During the period each of the companies pursued a cost-reduction objective principally by reducing the employee count through natural wastage. By 1996, the total employee count in cases 1, 2 and 3 was 95, 395 and 330 respectively. As a result of this process by 1996 small percentages of the original shareholders were retired but retained their stake in the companies.

The improving circumstances of the Polish economy were reflected in improved sales in the three companies from 1993. During 1995 each of the companies had restructured, largely along functional lines and the limited introduction of new ‘blood' at middle and senior manager levels had been made.

The pace of change at the three companies differed. One company, case 1, made use of an external consultant during 1995 to advise on systems improvements. This resulted in the introduction of an IT based project management system which greatly increased efficiency and materials management. However, although the company recognised a need to diversify into the markets for on-shore control systems it had made little effective progress in this regard.

Company case 2 had the greatest complexity of production processes and product variety. It was progressing towards a restructuring of the company along a business unit basis serving its distinctive product markets; pumps, cranes, fabrication, castings.

Company case 3 had made greatest strides with regard to embedding a quality culture within the business and, as required for the distribution of its welding product, had established an extensive dealer network.

None of the companies had successfully entered the Western European markets. They saw the Zloty as overvalued and could not afford the cost of establishing agents in these markets. They were apprehensive about the growing impact of Western producers in their own markets but were held back by the high cost of loan capital from making substantial investments in new plant or in product development.

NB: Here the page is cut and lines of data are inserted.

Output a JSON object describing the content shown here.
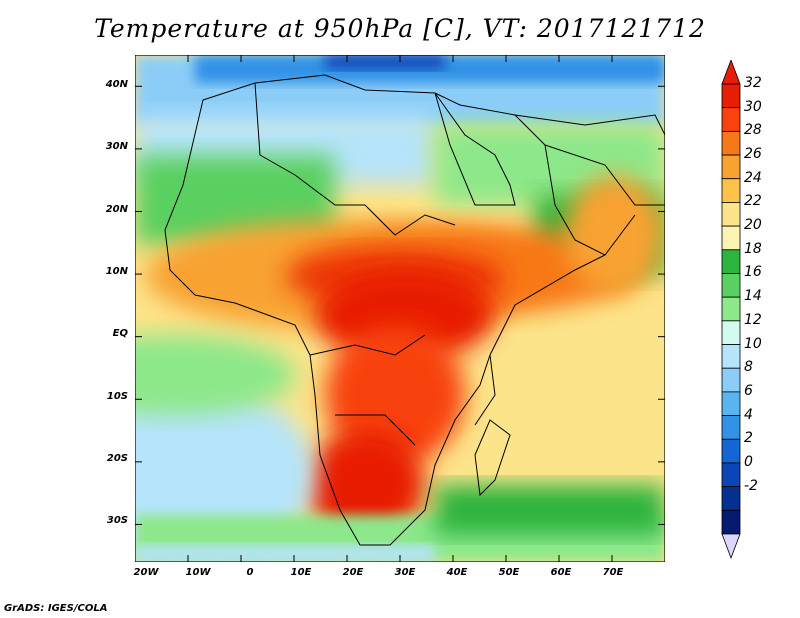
{
  "title": "Temperature at 950hPa [C], VT: 2017121712",
  "credit": "GrADS: IGES/COLA",
  "map": {
    "lon_range": [
      -20,
      80
    ],
    "lat_range": [
      -36,
      45
    ],
    "lat_ticks": [
      "40N",
      "30N",
      "20N",
      "10N",
      "EQ",
      "10S",
      "20S",
      "30S"
    ],
    "lat_values": [
      40,
      30,
      20,
      10,
      0,
      -10,
      -20,
      -30
    ],
    "lon_ticks": [
      "20W",
      "10W",
      "0",
      "10E",
      "20E",
      "30E",
      "40E",
      "50E",
      "60E",
      "70E"
    ],
    "lon_values": [
      -20,
      -10,
      0,
      10,
      20,
      30,
      40,
      50,
      60,
      70
    ]
  },
  "colorbar": {
    "labels": [
      "32",
      "30",
      "28",
      "26",
      "24",
      "22",
      "20",
      "18",
      "16",
      "14",
      "12",
      "10",
      "8",
      "6",
      "4",
      "2",
      "0",
      "-2"
    ],
    "colors": [
      "#e81d06",
      "#f8420f",
      "#f87818",
      "#f8a231",
      "#fcc24a",
      "#fce48a",
      "#fcf4b2",
      "#2cb43c",
      "#5ad060",
      "#8ce88a",
      "#d4faf0",
      "#b6e4fa",
      "#8ccdf8",
      "#5ab4f0",
      "#3292e6",
      "#1466d4",
      "#0a46b8",
      "#063090",
      "#061a72"
    ],
    "top_arrow_color": "#e81d06",
    "bottom_arrow_color": "#dcd6fa"
  }
}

Although each of the companies had substantial "bought in" component purchases they each maintained extended internal production capacities and had concerns for the security of their supply chains.

In short, none had taken a radical route in defining its business strategy. Product-market specialisation remained essentially unchanged. What organisational development was evident lay in the improvement of capabilities as evident in the marketing function, financial management and quality systems. The profit performance of the companies was improving but they remained unattractive to external investors; indeed there was no indication amongst the management teams that they wished to exit from control of their companies.